Side quests, for those who don’t know, are optional objectives in RPGs, often taking exorbitant amounts of time or resources to obtain some item, achievement, or simple sense of satisfaction. Lots of players overlook or purposefully ignore side quests. But others go for them—maybe all of them—simply because they love what they’re doing and they want to find some more cool stuff related to the thing they love.
These labors of love can create a fuller, more enjoyable experience that endears players to a game they may have otherwise been on the fence about. Similarly, while his prominent roles in genre films certainly place Vin Diesel squarely in the popular consciousness, it’s his commitment to and enthusiasm for his interests that make us love him.
Diesel’s quest began, at least on major stages, writing, directing, and starring in a small film about his own racial and psychological identity (Multi-Facial), which caught the eye of Steven Spielberg. Spielberg asked him if he wanted to try getting involved with explosions and combat in Saving Private Ryan, and now here we are, more than a dozen Diesel-launched action-franchise movies later, with another due out this weekend.
Between Saving Private Ryan and Riddick’s debut in Pitch Black, Diesel changed all our childhoods by providing the voice of The Iron Giant. (Go ahead, say “Suuupermaaan.” I’ll wait.) He’d come back to the voice acting a few times in video games and animated shorts, often overlapping with his Riddick work in tie-in games. (You know who made those games, by the way? Diesel has his own video game production company, Tigon Studios.) Then, last year, he turned in perhaps the greatest three-word voice acting performance in history as Guardians of the Galaxy’s Groot.
Still not buying the side quest angle? Diesel learned the character’s signature phrase, “I am Groot,” in every language in which the movie was being released, so he could voice Groot in each version. He went on to attend the British premiere on stilts, wearing an “I am Groot” t-shirt.

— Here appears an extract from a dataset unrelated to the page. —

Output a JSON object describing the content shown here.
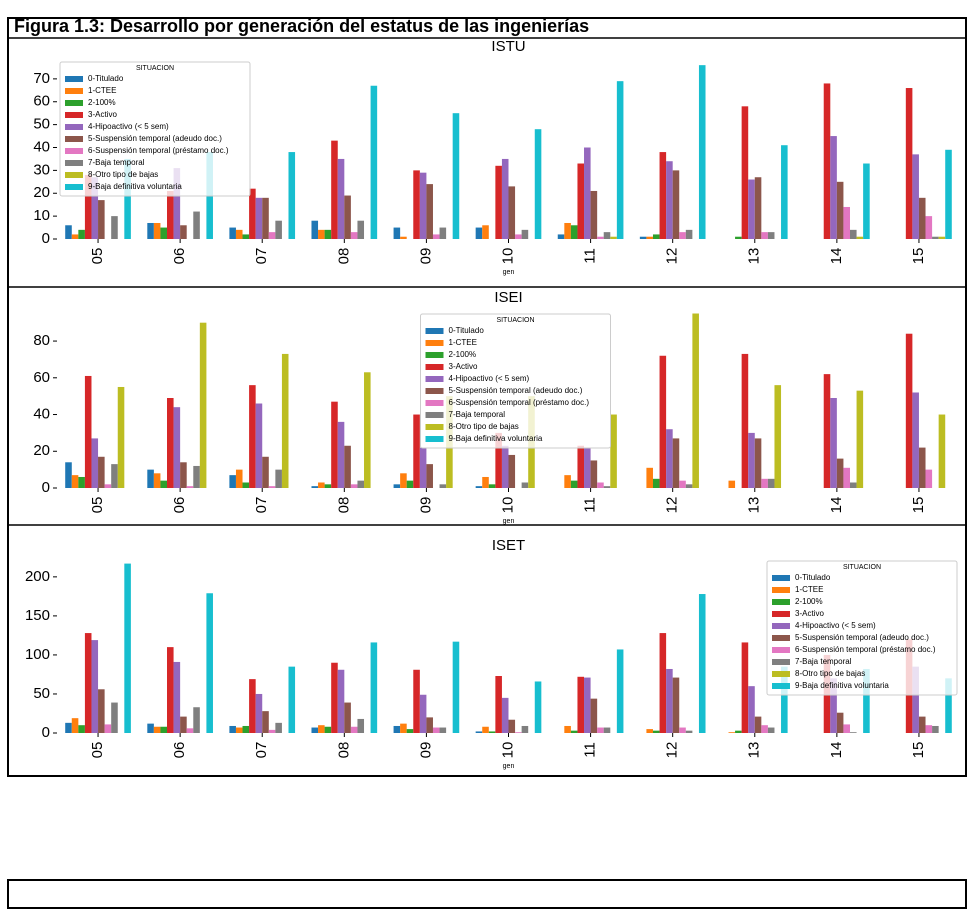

That picture, and that attitude, speaks to what makes Vin Diesel great. It doesn’t matter where his life’s A-plot seems to be heading; Diesel finds the stuff he likes, and he embraces it wholeheartedly.
That attitude is perhaps most evident in his turn as real-life mobster Jackie DiNorscio in Find Me Guilty. No one expected the guy who played a murderous space convict and a family-obsessed car thief to convincingly portray a member of the Lucchese crime family—which is really kind of stupid of them, in retrospect. As in most of these side quests, Diesel did a fantastic job, even if not many noticed.
That’s not to say Diesel’s self-involved; far from it. The guy’s a big-time philanthropist and sweetheart. He gives back to his old neighborhood, donates to myriad causes, and is known to be quick to share his love of games, even teaching Dame Judi Dench D&D on the set of The Chronicles of Riddick.
Diesel’s “I’m doing it for me” professional approach, coupled with his unbridled enthusiasm, makes him the kind of actor I love to follow. He’s clearly having fun out there, blowing shit up, stealing cars, and building hodgepodge families…and making video games and running a record label, while he’s at it. If he wasn’t having fun, he wouldn’t still be doing it fifteen years after his big break. Because that’s what side quests are for: the joy of going after something you want and not worrying about the rest.